Senate Banking Chairman Warns Against Going After Gun Industry

AP Photo/Julie Jacobson

For the last year, we’ve had story after story of gun companies running into problems. Time after time, their banks are turning their backs on customers, often long-time customers, as the two industries seem to be engaged in a constant struggle.


Part of that struggle comes from New York Governor Andrew Cuomo, a man who has been abusing his power as governor of the state where most banks are headquartered, to pressure banks into issuing new requirements that cut to the heart of the firearm industry.

Now, the Senate appears to be stepping in, and they’re not big fans of what the banking industry is pulling.

The chairman of the Senate Banking Committee warned the banking industry on Thursday that it should not attempt to restrict legal gun sales by denying financial services to members of the gun industry.

Sen. Mike Crapo (R., Idaho) sent a letter to eight of the country’s biggest banks detailing his concerns with the way some of them had begun rejecting business from certain gun companies. In the last year, several of them have attempted to restrict what kinds of guns can be sold to the public and who they can be sold to by applying financial pressure.

Bank of America announced last year it would deny services to companies that produce “military-style firearms.” Around the same time, JP Morgan Chase said it would limit its business with gun companies. Citibank went further by declaringit would not do business with any company that sells what they called “high capacity” magazines or that sells firearms to adults between the age of 18 and 21.

Wells Fargo has faced similar pressure from gun-control groups over the same period of time but has thus far bucked the trend and refused to deny business to gun companies.

Crapo said banks shouldn’t try to limit legal businesses using their financial resources.

“Banks serve customers who are geographically and politically diverse, and it is wrong to use essential banking services as a way to choke off such services to lawful, creditworthy businesses,” Crapo wrote in his letter. “Large banks, which receive significant forms of government support and benefits, should continue to provide credit and services to customers and companies that comply with federal and state law and should not seek to replace legislators and policymakers. Business lending decisions should be based on creditworthiness, rather than politics or political pressure.”

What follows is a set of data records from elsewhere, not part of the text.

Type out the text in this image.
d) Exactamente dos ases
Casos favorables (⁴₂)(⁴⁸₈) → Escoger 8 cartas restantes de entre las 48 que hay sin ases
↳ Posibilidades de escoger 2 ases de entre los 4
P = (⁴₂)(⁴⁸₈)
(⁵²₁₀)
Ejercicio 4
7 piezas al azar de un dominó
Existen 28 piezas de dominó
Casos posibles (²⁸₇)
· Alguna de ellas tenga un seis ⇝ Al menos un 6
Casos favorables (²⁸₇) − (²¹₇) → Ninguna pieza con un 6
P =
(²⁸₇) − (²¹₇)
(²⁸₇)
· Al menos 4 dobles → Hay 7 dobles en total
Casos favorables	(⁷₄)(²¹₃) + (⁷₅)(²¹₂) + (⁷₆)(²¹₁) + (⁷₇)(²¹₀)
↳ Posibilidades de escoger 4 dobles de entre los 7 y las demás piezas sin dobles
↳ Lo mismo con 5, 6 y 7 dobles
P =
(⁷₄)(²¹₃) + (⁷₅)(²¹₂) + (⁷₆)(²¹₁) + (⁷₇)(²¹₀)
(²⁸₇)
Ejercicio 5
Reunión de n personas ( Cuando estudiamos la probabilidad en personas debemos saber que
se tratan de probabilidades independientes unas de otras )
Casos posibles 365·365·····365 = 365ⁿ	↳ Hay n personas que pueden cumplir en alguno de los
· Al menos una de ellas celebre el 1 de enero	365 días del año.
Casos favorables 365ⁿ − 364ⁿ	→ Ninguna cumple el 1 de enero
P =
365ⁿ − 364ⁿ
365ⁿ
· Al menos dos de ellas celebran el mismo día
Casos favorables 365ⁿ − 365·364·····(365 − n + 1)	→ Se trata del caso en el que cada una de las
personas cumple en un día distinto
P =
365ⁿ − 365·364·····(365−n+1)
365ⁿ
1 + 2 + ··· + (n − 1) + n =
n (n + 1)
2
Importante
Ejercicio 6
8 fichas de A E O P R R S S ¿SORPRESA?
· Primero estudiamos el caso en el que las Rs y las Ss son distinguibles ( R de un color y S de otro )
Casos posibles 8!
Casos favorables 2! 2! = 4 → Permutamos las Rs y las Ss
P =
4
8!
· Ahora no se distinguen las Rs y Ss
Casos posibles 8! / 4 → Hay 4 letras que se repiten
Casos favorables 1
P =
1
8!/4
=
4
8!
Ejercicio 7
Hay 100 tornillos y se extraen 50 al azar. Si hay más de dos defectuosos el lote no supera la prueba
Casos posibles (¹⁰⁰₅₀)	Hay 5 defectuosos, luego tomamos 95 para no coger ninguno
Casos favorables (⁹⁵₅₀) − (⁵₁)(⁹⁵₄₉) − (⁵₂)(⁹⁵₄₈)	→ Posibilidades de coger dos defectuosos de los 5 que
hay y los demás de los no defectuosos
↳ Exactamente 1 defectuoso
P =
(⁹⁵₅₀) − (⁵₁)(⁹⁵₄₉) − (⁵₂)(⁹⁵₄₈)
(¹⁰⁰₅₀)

Crapo’s comments come on the heels of senators Kevin Cramer (R., N.D.) and John Kennedy (R., La.) introducing S821, the Freedom Financing Act. They said the legislation would keep banks with resources of $10 billion or more from denying business to gun companies.


Honestly, Crapo is 100 percent correct.

Unfortunately, his comments don’t cut to the heart of the problem. Instead, what we have is an industry caught between a rock and a hard place. On the one hand, they face a governor who has an oversized influence on the financial industry telling them to do these things. On the other, they have a senator with similar influence over the industry telling them the opposite.

They’re not getting any sympathy from me, though. After all, Cuomo can’t really force regulations down their throat that extend beyond the borders of New York. They made that decision. They’re free to do as the governor wants within the state. That would be an understandable response to Cuomo’s threats and pressure.

But that’s not what they’ve been doing. Instead, they’ve been choking off lawful businesses, making it virtually impossible for these companies to function. Most importantly, they’ve been doing it regardless of geography.

If their butt is in a crack, they’re the ones that put it there, so I’m just going to sit back and smile.